Blume: Hier kommen wir zu der Grundfrage, ob ein freiheitliches System dazu in der Lage ist, eine Pandemie entschlossen zu bekämpfen. Ich möchte nicht, dass am Ende von Corona die Erkenntnis steht, autoritäre Systeme seien besser geeignet, die Menschen zu schützen. Freiheit gibt es nur mit einem Höchstmaß an Verantwortung. Und wer Maske trägt, schützt nicht nur unsere Freiheit, sondern auch unsere Wirtschaftskraft und unsere Arbeitsplätze. Ich bin da zuversichtlich: Mehr als 80 Prozent der Bürger stehen laut Umfragen zu unserem Kurs der Vorsicht. Und mit Blick auf den Kreis der Ministerpräsidenten kann ich nur hoffen, dass jetzt jeder den Schlag gehört hat. Wir haben nur noch ein ganz schmales Zeitfenster, in dem wir es schaffen können,mit sehr verbindlichen Maßnahmen einen neuerlichen Lockdown zu vermeiden. Ob wir das hinbekommen, entscheidet sich am Mittwoch bei der Ministerpräsidentenkonferenz.
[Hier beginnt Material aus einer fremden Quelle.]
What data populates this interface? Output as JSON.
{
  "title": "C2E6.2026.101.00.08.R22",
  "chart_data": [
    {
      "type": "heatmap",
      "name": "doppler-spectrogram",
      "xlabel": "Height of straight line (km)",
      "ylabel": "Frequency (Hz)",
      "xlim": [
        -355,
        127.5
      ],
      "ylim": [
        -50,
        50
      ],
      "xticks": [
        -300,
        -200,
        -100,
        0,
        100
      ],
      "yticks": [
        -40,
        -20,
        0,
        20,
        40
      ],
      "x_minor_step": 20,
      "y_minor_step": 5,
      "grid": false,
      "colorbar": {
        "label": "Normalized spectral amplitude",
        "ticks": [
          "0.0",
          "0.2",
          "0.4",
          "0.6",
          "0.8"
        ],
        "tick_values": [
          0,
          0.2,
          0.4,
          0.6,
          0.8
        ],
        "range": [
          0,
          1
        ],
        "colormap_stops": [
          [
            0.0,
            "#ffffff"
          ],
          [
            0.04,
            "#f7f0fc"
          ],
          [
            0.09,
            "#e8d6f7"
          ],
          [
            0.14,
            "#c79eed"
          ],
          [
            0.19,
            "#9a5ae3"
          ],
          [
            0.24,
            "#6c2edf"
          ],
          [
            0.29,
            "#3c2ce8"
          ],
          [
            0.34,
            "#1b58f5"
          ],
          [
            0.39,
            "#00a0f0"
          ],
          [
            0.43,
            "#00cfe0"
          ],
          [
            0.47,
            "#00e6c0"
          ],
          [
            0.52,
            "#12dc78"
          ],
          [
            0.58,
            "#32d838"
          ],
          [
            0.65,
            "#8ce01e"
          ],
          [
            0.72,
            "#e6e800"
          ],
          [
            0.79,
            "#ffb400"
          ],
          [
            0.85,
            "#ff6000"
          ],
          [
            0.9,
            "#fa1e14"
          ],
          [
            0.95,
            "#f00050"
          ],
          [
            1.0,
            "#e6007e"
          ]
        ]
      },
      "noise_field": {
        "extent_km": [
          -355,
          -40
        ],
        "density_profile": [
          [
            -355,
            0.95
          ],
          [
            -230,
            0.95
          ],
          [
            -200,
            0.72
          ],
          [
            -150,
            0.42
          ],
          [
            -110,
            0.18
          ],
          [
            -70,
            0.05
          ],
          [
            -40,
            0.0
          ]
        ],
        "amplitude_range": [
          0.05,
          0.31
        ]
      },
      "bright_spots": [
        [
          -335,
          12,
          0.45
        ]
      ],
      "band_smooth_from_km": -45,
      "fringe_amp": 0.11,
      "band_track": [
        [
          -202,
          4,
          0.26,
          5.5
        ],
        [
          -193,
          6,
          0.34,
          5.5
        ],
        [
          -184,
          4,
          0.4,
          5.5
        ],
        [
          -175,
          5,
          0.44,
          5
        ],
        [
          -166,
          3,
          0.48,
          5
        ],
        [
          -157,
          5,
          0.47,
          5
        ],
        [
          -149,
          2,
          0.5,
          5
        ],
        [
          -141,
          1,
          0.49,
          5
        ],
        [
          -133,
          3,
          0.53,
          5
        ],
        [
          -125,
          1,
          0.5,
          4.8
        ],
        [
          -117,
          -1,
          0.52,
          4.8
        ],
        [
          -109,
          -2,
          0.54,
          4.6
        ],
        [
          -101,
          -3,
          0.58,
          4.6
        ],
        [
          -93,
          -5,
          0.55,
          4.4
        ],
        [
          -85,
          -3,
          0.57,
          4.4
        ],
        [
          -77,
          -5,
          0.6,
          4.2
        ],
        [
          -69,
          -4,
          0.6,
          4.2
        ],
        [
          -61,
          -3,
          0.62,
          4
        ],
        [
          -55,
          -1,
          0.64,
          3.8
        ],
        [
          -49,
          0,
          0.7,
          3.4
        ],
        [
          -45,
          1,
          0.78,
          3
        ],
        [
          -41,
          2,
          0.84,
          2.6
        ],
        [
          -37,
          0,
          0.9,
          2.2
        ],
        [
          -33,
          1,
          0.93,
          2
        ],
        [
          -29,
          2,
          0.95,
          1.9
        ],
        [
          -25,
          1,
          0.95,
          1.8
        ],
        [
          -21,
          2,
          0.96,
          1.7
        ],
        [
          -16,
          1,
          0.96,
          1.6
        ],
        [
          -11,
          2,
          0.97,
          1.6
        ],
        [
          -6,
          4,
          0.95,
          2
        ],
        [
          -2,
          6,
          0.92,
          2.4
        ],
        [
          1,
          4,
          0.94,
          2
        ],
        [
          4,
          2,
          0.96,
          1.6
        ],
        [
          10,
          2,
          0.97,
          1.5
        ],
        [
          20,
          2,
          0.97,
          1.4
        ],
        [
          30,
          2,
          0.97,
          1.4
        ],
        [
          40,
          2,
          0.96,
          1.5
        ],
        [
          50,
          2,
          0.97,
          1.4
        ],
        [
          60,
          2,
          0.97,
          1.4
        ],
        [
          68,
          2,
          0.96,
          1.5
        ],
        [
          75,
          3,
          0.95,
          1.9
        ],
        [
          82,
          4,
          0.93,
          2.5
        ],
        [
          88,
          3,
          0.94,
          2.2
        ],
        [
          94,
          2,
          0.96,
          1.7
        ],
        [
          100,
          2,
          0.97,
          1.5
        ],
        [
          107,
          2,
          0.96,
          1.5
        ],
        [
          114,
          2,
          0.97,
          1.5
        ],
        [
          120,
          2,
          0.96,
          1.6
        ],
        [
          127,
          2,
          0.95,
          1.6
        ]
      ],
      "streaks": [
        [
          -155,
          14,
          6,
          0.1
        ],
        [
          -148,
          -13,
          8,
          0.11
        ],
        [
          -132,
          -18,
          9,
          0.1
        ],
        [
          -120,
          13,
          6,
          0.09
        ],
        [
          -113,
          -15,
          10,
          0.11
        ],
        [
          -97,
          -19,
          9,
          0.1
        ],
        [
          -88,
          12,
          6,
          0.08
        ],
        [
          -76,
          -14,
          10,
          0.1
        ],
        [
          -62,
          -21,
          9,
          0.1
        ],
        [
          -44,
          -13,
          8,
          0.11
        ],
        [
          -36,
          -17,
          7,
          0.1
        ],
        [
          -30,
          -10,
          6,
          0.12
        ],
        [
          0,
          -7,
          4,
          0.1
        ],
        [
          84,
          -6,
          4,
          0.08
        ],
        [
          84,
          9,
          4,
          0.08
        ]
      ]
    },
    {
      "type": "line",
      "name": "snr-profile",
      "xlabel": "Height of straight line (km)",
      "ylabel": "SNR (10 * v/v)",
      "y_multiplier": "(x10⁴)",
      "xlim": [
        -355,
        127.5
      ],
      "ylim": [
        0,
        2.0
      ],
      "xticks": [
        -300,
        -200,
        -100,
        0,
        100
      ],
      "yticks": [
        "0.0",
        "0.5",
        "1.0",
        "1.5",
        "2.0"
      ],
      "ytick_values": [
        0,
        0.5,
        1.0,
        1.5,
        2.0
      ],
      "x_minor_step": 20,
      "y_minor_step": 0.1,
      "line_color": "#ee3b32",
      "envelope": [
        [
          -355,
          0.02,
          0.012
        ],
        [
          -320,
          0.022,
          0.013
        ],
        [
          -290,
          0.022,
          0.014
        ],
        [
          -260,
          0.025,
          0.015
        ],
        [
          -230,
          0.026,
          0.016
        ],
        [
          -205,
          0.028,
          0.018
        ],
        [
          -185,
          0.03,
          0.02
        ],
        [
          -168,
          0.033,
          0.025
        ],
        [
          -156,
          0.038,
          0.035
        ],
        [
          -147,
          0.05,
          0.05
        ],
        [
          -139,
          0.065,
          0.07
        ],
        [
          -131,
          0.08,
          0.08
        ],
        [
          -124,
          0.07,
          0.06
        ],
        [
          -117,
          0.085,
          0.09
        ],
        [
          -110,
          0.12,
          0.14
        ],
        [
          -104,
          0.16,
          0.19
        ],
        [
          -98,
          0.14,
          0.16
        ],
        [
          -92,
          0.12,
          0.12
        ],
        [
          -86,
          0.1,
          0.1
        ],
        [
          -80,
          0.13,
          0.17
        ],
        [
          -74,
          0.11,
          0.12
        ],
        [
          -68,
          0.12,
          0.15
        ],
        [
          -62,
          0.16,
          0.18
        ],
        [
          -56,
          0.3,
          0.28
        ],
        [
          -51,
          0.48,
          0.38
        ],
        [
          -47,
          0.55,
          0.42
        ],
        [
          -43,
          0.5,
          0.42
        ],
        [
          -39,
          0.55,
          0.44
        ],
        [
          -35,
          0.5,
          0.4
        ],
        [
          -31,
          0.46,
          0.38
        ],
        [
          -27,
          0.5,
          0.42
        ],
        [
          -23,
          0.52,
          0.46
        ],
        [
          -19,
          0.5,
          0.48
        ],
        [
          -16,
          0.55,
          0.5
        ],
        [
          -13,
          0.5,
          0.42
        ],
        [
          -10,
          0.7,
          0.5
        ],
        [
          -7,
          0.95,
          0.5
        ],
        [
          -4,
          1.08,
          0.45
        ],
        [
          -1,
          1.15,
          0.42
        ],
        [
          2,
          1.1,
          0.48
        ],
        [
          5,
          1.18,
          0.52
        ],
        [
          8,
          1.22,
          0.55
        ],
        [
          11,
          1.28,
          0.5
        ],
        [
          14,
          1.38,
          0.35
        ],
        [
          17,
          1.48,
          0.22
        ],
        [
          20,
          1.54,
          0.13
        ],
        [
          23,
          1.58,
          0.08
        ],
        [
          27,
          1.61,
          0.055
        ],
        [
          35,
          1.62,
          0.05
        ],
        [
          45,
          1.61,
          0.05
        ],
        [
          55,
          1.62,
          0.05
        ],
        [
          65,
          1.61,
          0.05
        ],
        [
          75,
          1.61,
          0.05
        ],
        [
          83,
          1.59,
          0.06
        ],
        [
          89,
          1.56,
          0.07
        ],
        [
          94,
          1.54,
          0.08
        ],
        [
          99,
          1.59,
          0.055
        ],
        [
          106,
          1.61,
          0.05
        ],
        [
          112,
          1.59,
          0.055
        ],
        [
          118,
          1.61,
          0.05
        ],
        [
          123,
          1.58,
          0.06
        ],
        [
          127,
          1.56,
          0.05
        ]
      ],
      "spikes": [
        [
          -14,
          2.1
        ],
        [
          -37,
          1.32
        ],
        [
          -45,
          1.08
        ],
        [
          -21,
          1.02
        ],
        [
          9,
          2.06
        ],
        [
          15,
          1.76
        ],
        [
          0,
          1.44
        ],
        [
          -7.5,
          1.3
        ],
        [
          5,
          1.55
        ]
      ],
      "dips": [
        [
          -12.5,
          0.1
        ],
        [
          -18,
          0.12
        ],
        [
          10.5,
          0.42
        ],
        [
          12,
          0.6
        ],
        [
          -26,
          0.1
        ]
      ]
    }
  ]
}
Werden Herr Söder und Frau Merkel sich dieses Mal durchsetzen?
Blume: Wir haben jetzt die Situation, dass fast alle Länder mit einem sehr dynamischen Infektionsgeschehen zu kämpfen haben. Insofern gibt es ein großes gemeinsames Interesse. Es gibt durchaus Signale, dass man sich auf den Weg von Vorsicht und Umsicht wird verständigen können.